Mayor Rahm Emanuel on Tuesday defended his decision to tax Chicago’s burgeoning home-sharing industry yet again — this time, to bankroll a 50 percent increase in shelter capacity and support services for domestic violence victims.
“I totally reject the notion that, somehow, we’re picking on the home-sharing industry. Airbnb is one of the companies that’s best known,” the mayor said at the WINGS domestic violence shelter in Chicago Lawn, which was built with $500,000 in city land and $1.8 million in disputed back taxes and legal fees paid by a Chicago strip club.
“In fact, what we’re doing is investing in the people of Chicago and victims of domestic violence. … We’re not picking on anybody. We’re actually picking on a problem — and it’s gonna solve it. That’s how I look at it.”
Emanuel noted that the first time he targeted home-sharing — with a 4 percent tax earmarked for homeless services — the home-sharing industry warned that the tax would kill the golden goose that is Chicago’s tourism industry.

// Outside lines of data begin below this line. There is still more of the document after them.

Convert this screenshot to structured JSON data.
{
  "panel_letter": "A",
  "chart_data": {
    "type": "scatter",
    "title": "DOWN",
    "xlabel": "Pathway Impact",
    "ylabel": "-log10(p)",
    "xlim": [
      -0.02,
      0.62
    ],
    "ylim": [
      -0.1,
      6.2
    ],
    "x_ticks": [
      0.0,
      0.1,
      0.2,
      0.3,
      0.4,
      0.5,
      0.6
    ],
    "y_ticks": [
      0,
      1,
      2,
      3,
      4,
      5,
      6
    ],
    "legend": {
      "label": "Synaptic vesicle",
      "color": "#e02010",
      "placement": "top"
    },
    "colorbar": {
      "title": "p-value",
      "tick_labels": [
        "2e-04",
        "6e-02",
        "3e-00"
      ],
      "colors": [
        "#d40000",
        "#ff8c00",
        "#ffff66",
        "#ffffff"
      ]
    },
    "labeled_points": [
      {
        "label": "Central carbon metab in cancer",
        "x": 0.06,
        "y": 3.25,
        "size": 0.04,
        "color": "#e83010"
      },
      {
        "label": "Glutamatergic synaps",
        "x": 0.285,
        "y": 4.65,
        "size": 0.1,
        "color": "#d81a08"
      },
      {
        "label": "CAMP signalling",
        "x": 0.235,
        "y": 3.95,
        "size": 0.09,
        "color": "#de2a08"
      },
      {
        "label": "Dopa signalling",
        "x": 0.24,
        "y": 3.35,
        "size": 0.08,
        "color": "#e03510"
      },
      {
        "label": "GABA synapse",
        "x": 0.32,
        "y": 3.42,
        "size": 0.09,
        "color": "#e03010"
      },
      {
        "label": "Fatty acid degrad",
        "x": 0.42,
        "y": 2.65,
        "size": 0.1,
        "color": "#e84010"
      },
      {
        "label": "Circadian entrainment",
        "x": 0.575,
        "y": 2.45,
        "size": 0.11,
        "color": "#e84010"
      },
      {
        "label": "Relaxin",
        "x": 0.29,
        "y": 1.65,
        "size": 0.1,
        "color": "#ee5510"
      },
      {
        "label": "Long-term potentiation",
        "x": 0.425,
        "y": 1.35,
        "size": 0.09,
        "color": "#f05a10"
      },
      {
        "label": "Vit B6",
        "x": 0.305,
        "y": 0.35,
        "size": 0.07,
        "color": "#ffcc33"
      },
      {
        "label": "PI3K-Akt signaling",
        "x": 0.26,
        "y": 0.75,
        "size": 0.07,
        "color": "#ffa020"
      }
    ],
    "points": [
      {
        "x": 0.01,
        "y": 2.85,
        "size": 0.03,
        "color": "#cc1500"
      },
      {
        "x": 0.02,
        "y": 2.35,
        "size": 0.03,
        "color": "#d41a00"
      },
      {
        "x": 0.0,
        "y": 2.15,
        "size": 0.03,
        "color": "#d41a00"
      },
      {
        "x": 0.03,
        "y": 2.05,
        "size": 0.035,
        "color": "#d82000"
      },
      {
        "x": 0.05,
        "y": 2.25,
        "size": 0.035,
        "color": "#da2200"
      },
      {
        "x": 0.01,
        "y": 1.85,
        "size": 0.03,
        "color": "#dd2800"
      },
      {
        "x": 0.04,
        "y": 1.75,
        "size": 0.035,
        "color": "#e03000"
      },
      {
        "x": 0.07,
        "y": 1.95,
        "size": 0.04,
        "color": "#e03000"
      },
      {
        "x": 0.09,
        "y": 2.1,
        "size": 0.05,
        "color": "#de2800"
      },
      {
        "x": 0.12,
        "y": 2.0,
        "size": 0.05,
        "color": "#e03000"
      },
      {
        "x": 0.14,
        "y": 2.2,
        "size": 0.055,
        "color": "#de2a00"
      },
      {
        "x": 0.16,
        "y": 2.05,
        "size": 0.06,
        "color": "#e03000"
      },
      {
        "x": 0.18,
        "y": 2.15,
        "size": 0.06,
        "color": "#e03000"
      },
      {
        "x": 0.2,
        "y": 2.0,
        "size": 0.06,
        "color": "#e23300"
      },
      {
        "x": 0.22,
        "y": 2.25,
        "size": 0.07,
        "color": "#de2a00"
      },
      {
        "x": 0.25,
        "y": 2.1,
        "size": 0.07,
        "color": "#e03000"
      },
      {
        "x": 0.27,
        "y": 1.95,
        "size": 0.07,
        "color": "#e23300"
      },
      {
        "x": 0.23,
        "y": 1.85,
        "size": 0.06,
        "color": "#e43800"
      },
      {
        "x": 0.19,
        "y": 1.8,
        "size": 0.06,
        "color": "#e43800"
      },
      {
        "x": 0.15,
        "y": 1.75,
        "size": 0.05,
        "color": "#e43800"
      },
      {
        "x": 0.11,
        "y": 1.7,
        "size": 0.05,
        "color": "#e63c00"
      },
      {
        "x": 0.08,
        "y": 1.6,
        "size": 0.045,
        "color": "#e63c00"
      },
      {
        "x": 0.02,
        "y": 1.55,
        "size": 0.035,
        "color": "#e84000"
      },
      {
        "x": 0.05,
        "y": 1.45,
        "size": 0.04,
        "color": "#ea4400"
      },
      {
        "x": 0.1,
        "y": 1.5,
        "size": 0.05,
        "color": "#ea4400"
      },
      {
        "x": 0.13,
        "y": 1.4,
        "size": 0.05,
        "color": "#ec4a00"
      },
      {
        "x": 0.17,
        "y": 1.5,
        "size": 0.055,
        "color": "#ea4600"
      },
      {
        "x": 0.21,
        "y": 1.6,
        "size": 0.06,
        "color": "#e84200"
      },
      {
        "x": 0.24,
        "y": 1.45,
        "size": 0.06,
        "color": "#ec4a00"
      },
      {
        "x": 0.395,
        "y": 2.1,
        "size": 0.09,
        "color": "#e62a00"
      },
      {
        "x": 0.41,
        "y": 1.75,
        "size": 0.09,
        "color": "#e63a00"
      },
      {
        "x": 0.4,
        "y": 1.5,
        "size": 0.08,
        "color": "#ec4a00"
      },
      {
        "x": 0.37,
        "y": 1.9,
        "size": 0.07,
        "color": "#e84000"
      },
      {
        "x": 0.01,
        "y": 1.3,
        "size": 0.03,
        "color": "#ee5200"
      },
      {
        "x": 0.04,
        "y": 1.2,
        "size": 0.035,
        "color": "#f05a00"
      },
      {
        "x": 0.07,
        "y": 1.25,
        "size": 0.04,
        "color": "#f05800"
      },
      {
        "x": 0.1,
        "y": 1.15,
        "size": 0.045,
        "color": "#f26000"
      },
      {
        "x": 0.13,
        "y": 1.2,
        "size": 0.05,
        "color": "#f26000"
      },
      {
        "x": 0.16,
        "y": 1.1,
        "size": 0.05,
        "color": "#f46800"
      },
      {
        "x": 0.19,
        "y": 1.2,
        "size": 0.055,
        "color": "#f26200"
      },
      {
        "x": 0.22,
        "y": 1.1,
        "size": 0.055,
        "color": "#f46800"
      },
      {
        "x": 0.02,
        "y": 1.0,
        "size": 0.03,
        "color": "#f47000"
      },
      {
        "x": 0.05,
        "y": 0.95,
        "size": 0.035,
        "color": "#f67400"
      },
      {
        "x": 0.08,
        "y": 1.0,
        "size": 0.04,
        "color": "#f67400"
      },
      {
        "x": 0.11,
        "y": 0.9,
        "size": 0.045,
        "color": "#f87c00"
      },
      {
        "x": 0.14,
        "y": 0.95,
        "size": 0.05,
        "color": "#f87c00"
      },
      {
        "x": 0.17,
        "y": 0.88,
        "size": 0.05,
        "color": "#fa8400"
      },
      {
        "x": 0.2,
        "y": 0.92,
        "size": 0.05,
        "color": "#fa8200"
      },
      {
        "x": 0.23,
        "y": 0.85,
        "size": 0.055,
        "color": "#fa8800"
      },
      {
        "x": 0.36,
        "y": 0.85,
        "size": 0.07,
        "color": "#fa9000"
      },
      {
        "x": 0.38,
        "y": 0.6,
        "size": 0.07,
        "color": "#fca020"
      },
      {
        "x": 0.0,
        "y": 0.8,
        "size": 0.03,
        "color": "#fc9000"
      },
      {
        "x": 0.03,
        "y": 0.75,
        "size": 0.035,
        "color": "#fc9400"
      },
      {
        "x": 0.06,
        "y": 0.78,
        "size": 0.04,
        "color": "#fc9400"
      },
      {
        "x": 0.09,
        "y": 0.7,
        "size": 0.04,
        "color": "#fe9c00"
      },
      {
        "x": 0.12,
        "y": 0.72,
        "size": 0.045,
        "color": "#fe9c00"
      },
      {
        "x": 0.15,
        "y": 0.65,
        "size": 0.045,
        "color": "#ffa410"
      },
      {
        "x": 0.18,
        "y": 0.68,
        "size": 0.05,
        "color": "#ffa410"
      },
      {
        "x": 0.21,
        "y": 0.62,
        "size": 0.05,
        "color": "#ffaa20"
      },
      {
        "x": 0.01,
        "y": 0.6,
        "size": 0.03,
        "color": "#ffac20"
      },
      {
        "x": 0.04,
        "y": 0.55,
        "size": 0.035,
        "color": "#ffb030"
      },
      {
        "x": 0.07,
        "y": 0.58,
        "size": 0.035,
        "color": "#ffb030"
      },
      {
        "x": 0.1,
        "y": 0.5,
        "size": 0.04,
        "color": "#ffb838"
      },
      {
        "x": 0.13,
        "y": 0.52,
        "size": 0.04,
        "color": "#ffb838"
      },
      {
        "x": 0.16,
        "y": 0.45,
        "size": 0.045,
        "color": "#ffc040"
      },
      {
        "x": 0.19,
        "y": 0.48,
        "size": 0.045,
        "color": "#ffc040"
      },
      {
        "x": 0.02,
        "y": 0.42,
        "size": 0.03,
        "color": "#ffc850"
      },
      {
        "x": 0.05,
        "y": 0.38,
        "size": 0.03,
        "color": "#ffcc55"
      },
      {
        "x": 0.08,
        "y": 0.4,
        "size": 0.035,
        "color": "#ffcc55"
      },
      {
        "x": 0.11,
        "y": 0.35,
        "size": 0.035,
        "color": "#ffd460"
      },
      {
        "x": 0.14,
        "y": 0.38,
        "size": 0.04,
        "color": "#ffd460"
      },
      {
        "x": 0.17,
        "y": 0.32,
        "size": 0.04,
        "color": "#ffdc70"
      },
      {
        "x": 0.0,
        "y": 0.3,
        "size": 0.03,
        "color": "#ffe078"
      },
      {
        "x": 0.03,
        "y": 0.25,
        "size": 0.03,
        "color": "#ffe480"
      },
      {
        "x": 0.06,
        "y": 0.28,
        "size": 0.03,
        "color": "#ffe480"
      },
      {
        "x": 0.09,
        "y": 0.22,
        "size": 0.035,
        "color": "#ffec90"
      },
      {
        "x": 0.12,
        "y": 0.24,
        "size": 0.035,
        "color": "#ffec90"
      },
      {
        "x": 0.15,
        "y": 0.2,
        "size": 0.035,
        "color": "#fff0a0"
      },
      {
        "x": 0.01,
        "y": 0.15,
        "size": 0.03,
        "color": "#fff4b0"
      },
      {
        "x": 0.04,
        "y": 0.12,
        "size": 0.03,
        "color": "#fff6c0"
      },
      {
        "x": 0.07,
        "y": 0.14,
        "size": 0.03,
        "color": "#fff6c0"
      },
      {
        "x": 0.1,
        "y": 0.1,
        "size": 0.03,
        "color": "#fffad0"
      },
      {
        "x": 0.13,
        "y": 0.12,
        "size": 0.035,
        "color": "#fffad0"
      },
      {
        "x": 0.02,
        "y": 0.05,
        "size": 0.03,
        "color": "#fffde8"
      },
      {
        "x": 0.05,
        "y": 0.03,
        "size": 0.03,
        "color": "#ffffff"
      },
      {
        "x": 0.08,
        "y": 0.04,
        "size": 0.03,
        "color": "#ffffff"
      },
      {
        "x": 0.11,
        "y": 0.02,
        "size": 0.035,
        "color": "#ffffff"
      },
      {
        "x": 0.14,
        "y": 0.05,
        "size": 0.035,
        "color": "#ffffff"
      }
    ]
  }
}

It didn’t happen. Chicago drew a record 55 million visitors last year and is on pace to grow that number by 10 percent this year, the mayor said.
“Last year [was the] third year in a row for record growth and we’re on track for a fourth year in a row,” the mayor said.
Airbnb has pushed back — somewhat gingerly — by noting that the city’s 4 percent surcharge to bolster homeless services was not being applied equally.
Airbnb spokesman Benjamin Breit has noted that the home-sharing giant has been “collecting a 21.4 percent occupancy tax” that includes the 4 percent fee and had been alone in doing so.
Although Airbnb supports “the mayor’s desire to aid victims of domestic abuse,” the company argued that Chicagoans would be “best served if the city ensured every short-term rental platform, not just Airbnb, collected Chicago’s taxes and fees, including this one.”
Emanuel stood his ground. His administration later produced a list of roughly 40 companies and individuals that are paying the tax. The list includes Trip Advisor, but not Home Away, which signed an agreement with the city last week.
“I could argue, given who uses Airbnb, we’re actually gonna increase traffic because people are gonna see a city that’s progressive, thinking different, thinking anew and they want to invest in that city,” the mayor said.
“We have a lot to offer. And one of the things we have to offer is a big heart.”
The mayor also teed off on one of his favorite political foils — U.S. Attorney General Jeff Sessions — for reversing an immigration appeals court ruling that granted asylum to a Salvadoran woman who claimed she was a victim of domestic violence.
The precedent-setting ruling could make it virtually impossible for domestic violence victims — and victims of gang violence — to gain entry into the United States.
“I’m thinking of providing a one-way ticket on Amtrak so he can go visit Ellis Island,” the mayor said of Sessions, with whom he has done battle over the Trump administration’s threat to cut off federal funding to sanctuary cities.
“Ellis Island was where America stood up in the world and said, ‘We will never turn our back. Give us your poor. Give us your hungry.’ … America has always been a beacon. And you’re actually turning your back on what America’s ideas are.”
Emanuel said America is “not a physical space. It’s a set of ideas and values.”
That makes Sessions’ decision to turn his back on victims of domestic violence “abhorrent and antithetical to everything we stand [for] as a country.”
“I know it’s far away from Alabama, but it’s not that far away from Washington D.C.,” Emanuel said. “I think you [Sessions] would do yourself a world of good to go to Ellis Island.”